Man hat den Eindruck, dass Weimer nur zu gerne dem trüben Gemisch aus Kompetenzgerangel und Gesetzeshandwerk entflieht – ins Große, Symbolische, den Wortnebel, in dem spitze kleine Details nicht mehr pieksen. Der konservative Kulturkämpfer Weimer ist ja nicht verschwunden. Ohne Not und Anlass verdonnerte er seine Mitarbeiter, keine Gender-Zeichen in ihrer offiziellen Kommunikation zu verwenden, weil dies zur Spaltung der Gesellschaft beitrage. Der Erlass spaltet derweil das Kanzleramt; außerhalb des Weimer-Reiches sieht sich keiner zu ähnlichen Schritten veranlasst.

In einer abenteuerlichen Vereinfachung setzte er danach die Rechtsextremisten der AfD in ihrem Bedrohungspotenzial für die Demokratie mit der Linkspartei gleich und kündigt für den Herbst eine Grundsatz-Erklärung zum Thema Erinnerungspolitik an. Die soll sich mit der angemessenen Art des Erinnerns an den Holocaust auseinandersetzen, mit dem Wachhalten des in der DDR begangenen Unrechts. Die Schrecknisse deutscher Kolonialpolitik, so zeichnet sich ab, werden darin wohl keine Rolle spielen.

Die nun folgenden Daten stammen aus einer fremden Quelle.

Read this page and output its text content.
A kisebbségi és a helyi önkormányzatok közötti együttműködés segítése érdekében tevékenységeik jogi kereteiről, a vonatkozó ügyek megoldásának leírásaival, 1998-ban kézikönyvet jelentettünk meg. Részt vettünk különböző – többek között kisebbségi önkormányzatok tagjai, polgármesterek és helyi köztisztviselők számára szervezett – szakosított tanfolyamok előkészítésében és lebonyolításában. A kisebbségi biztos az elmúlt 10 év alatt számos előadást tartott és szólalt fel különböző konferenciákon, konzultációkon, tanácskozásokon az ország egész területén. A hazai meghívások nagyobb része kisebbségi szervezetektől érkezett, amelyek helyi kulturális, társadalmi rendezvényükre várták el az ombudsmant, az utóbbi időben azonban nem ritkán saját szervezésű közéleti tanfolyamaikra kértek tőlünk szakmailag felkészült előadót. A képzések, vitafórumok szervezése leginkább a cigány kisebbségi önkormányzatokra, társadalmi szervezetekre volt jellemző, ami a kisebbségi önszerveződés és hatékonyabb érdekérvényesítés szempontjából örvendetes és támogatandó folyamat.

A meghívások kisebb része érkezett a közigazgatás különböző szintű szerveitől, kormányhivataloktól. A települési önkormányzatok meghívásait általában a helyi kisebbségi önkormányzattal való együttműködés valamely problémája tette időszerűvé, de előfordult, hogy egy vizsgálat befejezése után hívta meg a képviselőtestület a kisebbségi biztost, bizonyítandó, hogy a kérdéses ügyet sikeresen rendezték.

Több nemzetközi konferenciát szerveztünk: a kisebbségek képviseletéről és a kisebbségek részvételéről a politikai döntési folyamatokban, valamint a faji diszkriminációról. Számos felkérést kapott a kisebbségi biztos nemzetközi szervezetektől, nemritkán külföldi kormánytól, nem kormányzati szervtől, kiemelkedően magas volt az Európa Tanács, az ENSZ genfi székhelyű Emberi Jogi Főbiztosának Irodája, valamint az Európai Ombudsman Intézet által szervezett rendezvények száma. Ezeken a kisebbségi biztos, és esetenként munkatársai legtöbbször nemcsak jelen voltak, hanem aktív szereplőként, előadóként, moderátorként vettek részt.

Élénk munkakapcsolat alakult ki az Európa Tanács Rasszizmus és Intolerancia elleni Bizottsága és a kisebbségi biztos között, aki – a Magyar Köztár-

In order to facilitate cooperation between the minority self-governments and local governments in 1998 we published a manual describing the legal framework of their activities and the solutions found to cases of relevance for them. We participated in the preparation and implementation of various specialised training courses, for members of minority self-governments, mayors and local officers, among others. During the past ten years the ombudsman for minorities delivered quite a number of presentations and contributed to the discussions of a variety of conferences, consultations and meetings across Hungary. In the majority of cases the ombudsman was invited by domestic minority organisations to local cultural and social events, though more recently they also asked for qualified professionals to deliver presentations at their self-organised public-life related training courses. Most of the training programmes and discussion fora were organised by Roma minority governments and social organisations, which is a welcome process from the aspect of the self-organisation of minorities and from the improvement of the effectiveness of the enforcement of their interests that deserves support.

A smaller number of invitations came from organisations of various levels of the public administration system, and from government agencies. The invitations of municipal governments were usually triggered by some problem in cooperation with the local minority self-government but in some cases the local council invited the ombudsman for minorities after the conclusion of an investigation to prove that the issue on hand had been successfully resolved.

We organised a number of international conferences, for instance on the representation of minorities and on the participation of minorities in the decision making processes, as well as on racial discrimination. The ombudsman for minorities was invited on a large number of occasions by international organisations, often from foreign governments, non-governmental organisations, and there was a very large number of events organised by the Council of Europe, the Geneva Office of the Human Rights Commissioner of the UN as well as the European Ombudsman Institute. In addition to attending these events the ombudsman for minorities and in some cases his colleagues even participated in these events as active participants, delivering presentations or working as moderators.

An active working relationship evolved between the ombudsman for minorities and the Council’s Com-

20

Weimer kann auch abenteuerlich vereinfachen

Wenn es argumentativ wieder mal eng wird, hat Weimer seinen rhetorischen Joker im Gepäck: die links-woke Cancel-Cultur, in der die „freiheitsfeindliche Übergriffigkeit der Linken ihr aggressives Gesicht“ zeige, gehört zu jedem Talkshow-Auftritt. Kulturarbeiter und Kulturkämpfer – noch ist Weimer beides.